Aku
lahir tanggal 3 September 1961. Kata ibuku, ketika aku berumur bulanan,
setiap kali mendengar suara adzan maghrib aku selalu menangis. Aku
nggak tau kenapa sampai sekarang pun aku masih gambang menangis. Biar
begini-begini, aku orangnya lembut dan gampang tersentuh. Sebagai
contoh, menyaksikan berita di televisi yang memberitakan ada orang
sukses lalu medapatkan penghargaan atas prestasinya, aku pun bisa
menangis. Melihat seorang ibu yang menunjukkan cinta kasihnya pada
anaknya, juga bisa membuat aku tersentuh dan lalu menangis.

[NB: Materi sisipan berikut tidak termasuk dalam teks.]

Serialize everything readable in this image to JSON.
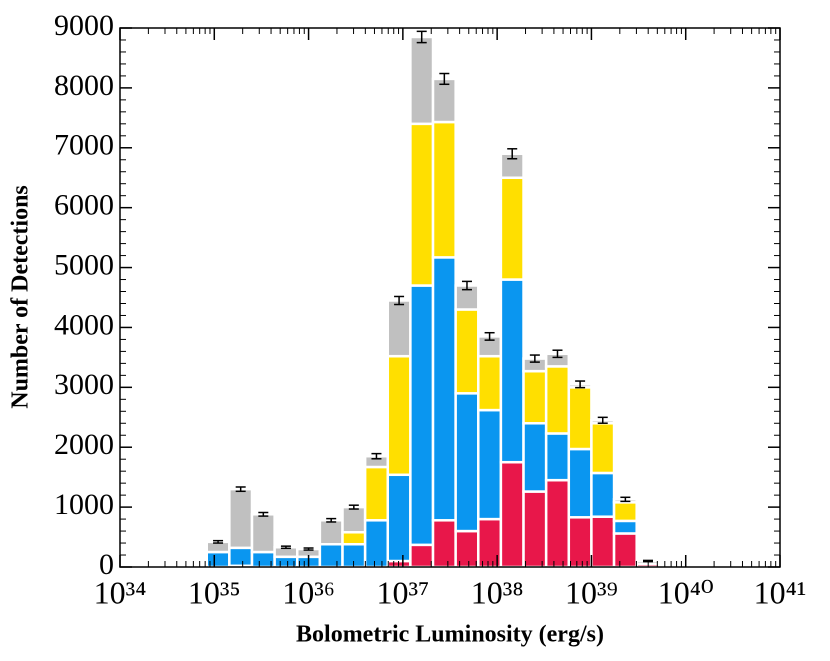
{
  "chart_data": {
    "type": "stacked_histogram",
    "xlabel": "Bolometric Luminosity (erg/s)",
    "ylabel": "Number of Detections",
    "xlog": true,
    "xlim": [
      1e+34,
      1e+41
    ],
    "xticks": [
      {
        "value": 1e+34,
        "label": "10³⁴"
      },
      {
        "value": 1e+35,
        "label": "10³⁵"
      },
      {
        "value": 1e+36,
        "label": "10³⁶"
      },
      {
        "value": 1e+37,
        "label": "10³⁷"
      },
      {
        "value": 1e+38,
        "label": "10³⁸"
      },
      {
        "value": 1e+39,
        "label": "10³⁹"
      },
      {
        "value": 1e+40,
        "label": "10⁴⁰"
      },
      {
        "value": 1e+41,
        "label": "10⁴¹"
      }
    ],
    "ylim": [
      0,
      9000
    ],
    "yticks": [
      0,
      1000,
      2000,
      3000,
      4000,
      5000,
      6000,
      7000,
      8000,
      9000
    ],
    "bins": [
      8.32e+34,
      1.445e+35,
      2.512e+35,
      4.365e+35,
      7.586e+35,
      1.318e+36,
      2.291e+36,
      3.981e+36,
      6.918e+36,
      1.202e+37,
      2.089e+37,
      3.631e+37,
      6.31e+37,
      1.096e+38,
      1.905e+38,
      3.311e+38,
      5.754e+38,
      1e+39,
      1.738e+39,
      3.02e+39,
      5.248e+39
    ],
    "series": [
      {
        "color": "#e8174a",
        "values": [
          0,
          20,
          0,
          0,
          0,
          0,
          0,
          0,
          100,
          370,
          780,
          600,
          800,
          1750,
          1260,
          1450,
          830,
          840,
          560,
          50
        ]
      },
      {
        "color": "#0a96f0",
        "values": [
          250,
          300,
          250,
          170,
          170,
          380,
          380,
          780,
          1440,
          4330,
          4390,
          2300,
          1820,
          3050,
          1140,
          780,
          1140,
          730,
          210,
          0
        ]
      },
      {
        "color": "#ffdf00",
        "values": [
          0,
          0,
          0,
          0,
          0,
          0,
          200,
          890,
          1980,
          2700,
          2260,
          1400,
          900,
          1700,
          870,
          1120,
          1030,
          830,
          310,
          0
        ]
      },
      {
        "color": "#c0c0c0",
        "values": [
          170,
          980,
          630,
          160,
          130,
          400,
          420,
          180,
          930,
          1450,
          720,
          400,
          330,
          400,
          210,
          210,
          50,
          50,
          50,
          50
        ]
      }
    ],
    "errors": [
      20,
      36,
      30,
      18,
      17,
      28,
      32,
      43,
      67,
      94,
      90,
      69,
      62,
      83,
      59,
      60,
      55,
      49,
      34,
      10
    ]
  }
}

Bicara perjalanan karir musikku, dimulai ketika aku aktif ngamen di
Bandung. Aku mulai ngamen ketika berumur 13 tahun. Waktu itu aku masih
SMP. Aku belajar main gitar dari teman-teman nongkrongku. Kalau mereka
main gitar aku suka memperhatikan. Tapi mau nanya malu. Suatu hari aku
nekat memainkan gitar itu. Tapi malah senarnya putus. Aku dimarahi.
Sejak saat itu, gitar seperti terekam kuat dalam ingatanku. Kejadian itu begitu membekas dalam ingatanku.
Dulu aku pernah sekolah di Jeddah, Arab Saudi, di KBRI selama 8 bulan.
Kebetulan di sana ada saudara orang tuaku yang nggak punya anak. Karena
tinggal di negeri orang, aku merasakan sangat membutuhkan hiburan.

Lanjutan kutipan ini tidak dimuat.